От всего этого Седрик был так взволнован, что глаза его сияли, щеки алели, а кудри растрепались на ветру и спутались в желтую копёнку. Ему не терпелось поскорее поужинать после возвращения домой, так ему хотелось все рассказать маме. Возможно, именно Мистер Хоббс впервые пристрастил его к политике. Мистер Хоббс любил читать газеты, и поэтому Седрик досконально знал всё о том, что происходит в Вашингтоне; и Мистер Хоббс поучал его и объяснял в каждом конкретном случае, выполняет ли президент свой долг или нет. А однажды, когда были выборы, он нашёл их абсолютно грандиозными, с умным видом долго рассуждал о них, и вероятно, если бы не мистер Хоббс и Седрик, страна наверняка свалилась бы в пропасть и погибла.
Потом Мистер Хоббс повёл его смотреть на большое факельное шествие, и многие из тех, кто нес факелы, потом вспоминали толстяка, стоявшего у фонарного столба и державшего на плече красивого маленького кричащего мальчика, который бурно размахивал в воздухе своей новенькой фуражкой.

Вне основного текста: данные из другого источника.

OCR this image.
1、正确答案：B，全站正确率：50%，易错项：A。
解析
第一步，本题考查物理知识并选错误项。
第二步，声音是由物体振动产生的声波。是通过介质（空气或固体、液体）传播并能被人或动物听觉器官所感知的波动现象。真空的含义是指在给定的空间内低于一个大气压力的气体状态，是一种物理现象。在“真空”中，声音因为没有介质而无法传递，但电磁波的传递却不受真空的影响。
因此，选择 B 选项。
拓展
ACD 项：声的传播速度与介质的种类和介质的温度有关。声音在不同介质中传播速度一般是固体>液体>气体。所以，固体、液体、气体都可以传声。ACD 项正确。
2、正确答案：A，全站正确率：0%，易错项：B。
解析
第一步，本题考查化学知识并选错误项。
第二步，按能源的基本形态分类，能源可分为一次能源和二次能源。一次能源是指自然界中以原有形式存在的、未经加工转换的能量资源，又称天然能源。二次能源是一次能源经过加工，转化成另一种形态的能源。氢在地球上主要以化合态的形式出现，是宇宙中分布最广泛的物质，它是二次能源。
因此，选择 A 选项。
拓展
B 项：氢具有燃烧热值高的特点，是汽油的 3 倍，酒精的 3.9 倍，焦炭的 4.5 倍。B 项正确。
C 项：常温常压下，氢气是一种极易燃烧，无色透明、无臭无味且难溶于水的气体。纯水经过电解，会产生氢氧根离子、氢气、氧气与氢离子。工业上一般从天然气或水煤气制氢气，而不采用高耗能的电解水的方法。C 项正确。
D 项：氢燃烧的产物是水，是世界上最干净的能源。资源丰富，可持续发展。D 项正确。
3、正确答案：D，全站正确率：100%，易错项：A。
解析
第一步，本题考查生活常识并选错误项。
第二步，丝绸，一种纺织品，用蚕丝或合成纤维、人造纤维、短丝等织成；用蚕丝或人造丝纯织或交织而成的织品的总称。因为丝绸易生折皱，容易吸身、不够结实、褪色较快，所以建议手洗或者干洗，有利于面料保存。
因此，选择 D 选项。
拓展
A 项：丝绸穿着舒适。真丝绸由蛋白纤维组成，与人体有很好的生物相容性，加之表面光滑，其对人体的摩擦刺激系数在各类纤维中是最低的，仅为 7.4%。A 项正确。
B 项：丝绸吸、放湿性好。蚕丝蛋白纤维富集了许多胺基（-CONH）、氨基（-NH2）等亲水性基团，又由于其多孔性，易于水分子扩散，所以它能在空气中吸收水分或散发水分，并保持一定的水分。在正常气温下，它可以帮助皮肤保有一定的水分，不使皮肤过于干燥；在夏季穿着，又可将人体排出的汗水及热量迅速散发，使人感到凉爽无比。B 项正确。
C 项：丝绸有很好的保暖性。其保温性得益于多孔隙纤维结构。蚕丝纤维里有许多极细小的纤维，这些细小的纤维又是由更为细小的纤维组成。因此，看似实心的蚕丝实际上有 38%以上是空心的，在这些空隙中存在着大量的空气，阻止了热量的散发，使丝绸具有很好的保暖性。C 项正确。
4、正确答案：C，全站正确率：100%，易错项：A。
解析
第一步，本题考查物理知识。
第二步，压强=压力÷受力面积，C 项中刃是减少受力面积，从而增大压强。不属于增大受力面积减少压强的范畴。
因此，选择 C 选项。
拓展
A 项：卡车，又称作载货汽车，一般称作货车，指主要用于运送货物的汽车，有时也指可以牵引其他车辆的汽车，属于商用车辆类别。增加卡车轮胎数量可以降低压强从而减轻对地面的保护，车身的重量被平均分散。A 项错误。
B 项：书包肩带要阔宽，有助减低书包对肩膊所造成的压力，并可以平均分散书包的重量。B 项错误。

Вскоре после этих выборов, когда Седрику было лет семь-восемь, произошла очень странная вещь, которая так чудесно изменила его жизнь. Весьма прелюбопытно было и то, что в тот день, когда это случилось, он долго разговаривал с мистером Хоббсом об Англии и Королеве, а Мистер Хоббс, сдвинув густые брови, извергал очень суровые вещи об аристократии, почему-то оставив в тени баронов и особенно негодуя только против графов и маркизов. Утро было жаркое, и, поиграв в солдатики со своими друзьями, Седрик отправился в лавку отдохнуть и застал там Мистера Дж. Хоббса, очень свирепо взирающего на страницу «Иллюстрированных Лондонских Новостей». Там была изображена какая-то придворная церемония.
– Ах, – вздохнул он, – вот так они и жируют теперь, но когда-нибудь покорным рабам это надоест, и тогда те, на ком они ездили, поднимутся и порвут их всех на куски – всех этих графов, маркизов и все такое прочее! Он приближается, этот день! Не так уж и долго ждать осталось!
Седрик, как обычно, уселся на высокий табурет, сдвинул шляпу на затылок и засунул руки в кармашки в знак пределикатнейшего поклонения всезнающему мистеру Хоббсу.